Dernières nouvelles de Libye

« Alors que le monde entier condamne le dictateur libyen, seul Carl Bildt refuse obstinément de parler franchement » déplore Expressen, qui a rencontré le ministre des Affaires étrangères, actuellement en visite en Israël et dans les territoires palestiniens. « En tant que ministre des Affaires étrangères suédois, mon travail consiste à rapatrier les Suédois. Un certain nombre d’entre eux se trouve encore dans les zones contrôlées par Kadhafi. Nous sommes extrêmement impatients de les savoir en sécurité. J’ai la responsabilité de la vie des citoyens suédois. Je préfère être critiqué pour être un peu trop prudent plutôt que d’être accusé de négligence ». A la question : Si N. Sarkozy, qui a beaucoup de compatriotes en Libye, peut exiger le retrait de Kadhafi, pourquoi pas vous ?, le chef de la diplomatie suédoise a répondu : « Je pourrais faire ça, mais je pense que l’impact serait à peu près nul. En ce moment, je me concentre sur le rapatriement des ressortissants suédois. Ce que nous pensons de Kadhafi, je crois que tout le monde le sait ».

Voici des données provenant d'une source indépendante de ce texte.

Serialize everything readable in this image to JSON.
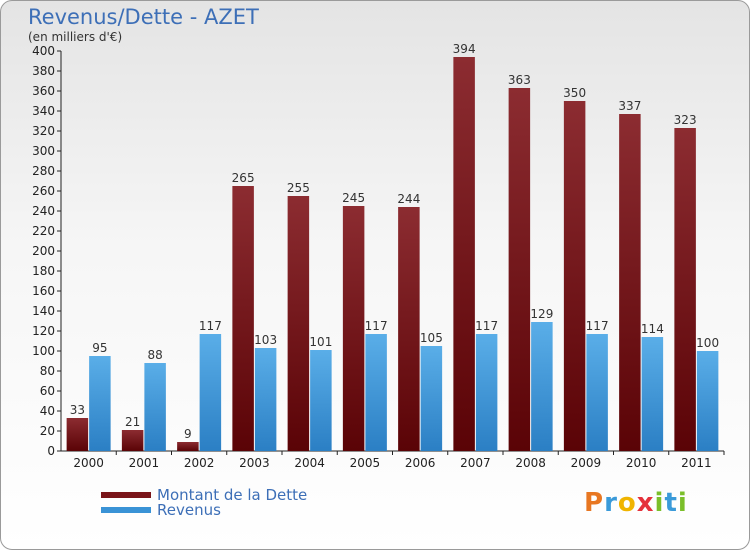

"Nous sommes aux côtés du peuple libyen. Je rappelle à cet égard que nous n’avons entretenu aucune relation [avec Kadhafi] pour la simple raison que nous étions conscients de la nature de son régime. D’autres pays ont eu des attitudes un peu différentes". Dans ce contexte, Carl Bildt considère que la Suède « a la confiance des Libyens. [Il] le sait après sa visite en Egypte, "où nous étions les premiers sur place pour discuter de la reconstruction avec les forces démocratiques ".

Un avion suédois se trouve actuellement à Malte afin d’évacuer les Suédois et les occidentaux qui le souhaitent. Selon Aftonbladet, les derniers Suédois désirant quitter la Libye sont au nombre de dix. En outre, dans l’hypothèse où les sanctions resteraient sans effet, 1600 soldats suédois sont prêts à être envoyés en Libye, rapporte Aftonbladet. Le chef de Nordic Battle Group confirme que la force pourrait partir d’ici dix jours si l’UE le décide.

Enfin, Jan Eliasson, ancien ministre des Affaires étrangères et ex-président de l’Assemblée générale des Nations unies, déplore dans les colonnes de Dagens Nyheter (DN) que l’UE, Suède comprise, n’ait pas clairement défendu ses valeurs et ses intérêts au cours de ces dernières semaines. « Cette passivité et la priorité accordée au maintien de la stabilité au détriment de la défense des droits de l’Homme participe à une stratégie de court terme ». Ainsi, « après quelques convulsions, une nouvelle génération de dirigeants va apparaître en Afrique du Nord et au Moyen-Orient et se demandera : "où était l’Europe ? que déclaraient les dirigeants européens au cours de notre lutte pour la liberté ?" ». « Il faut saisir l’occasion historique qui se présente » estime M. Eliasson, qui exige la définition d’une nouvelle stratégie européenne.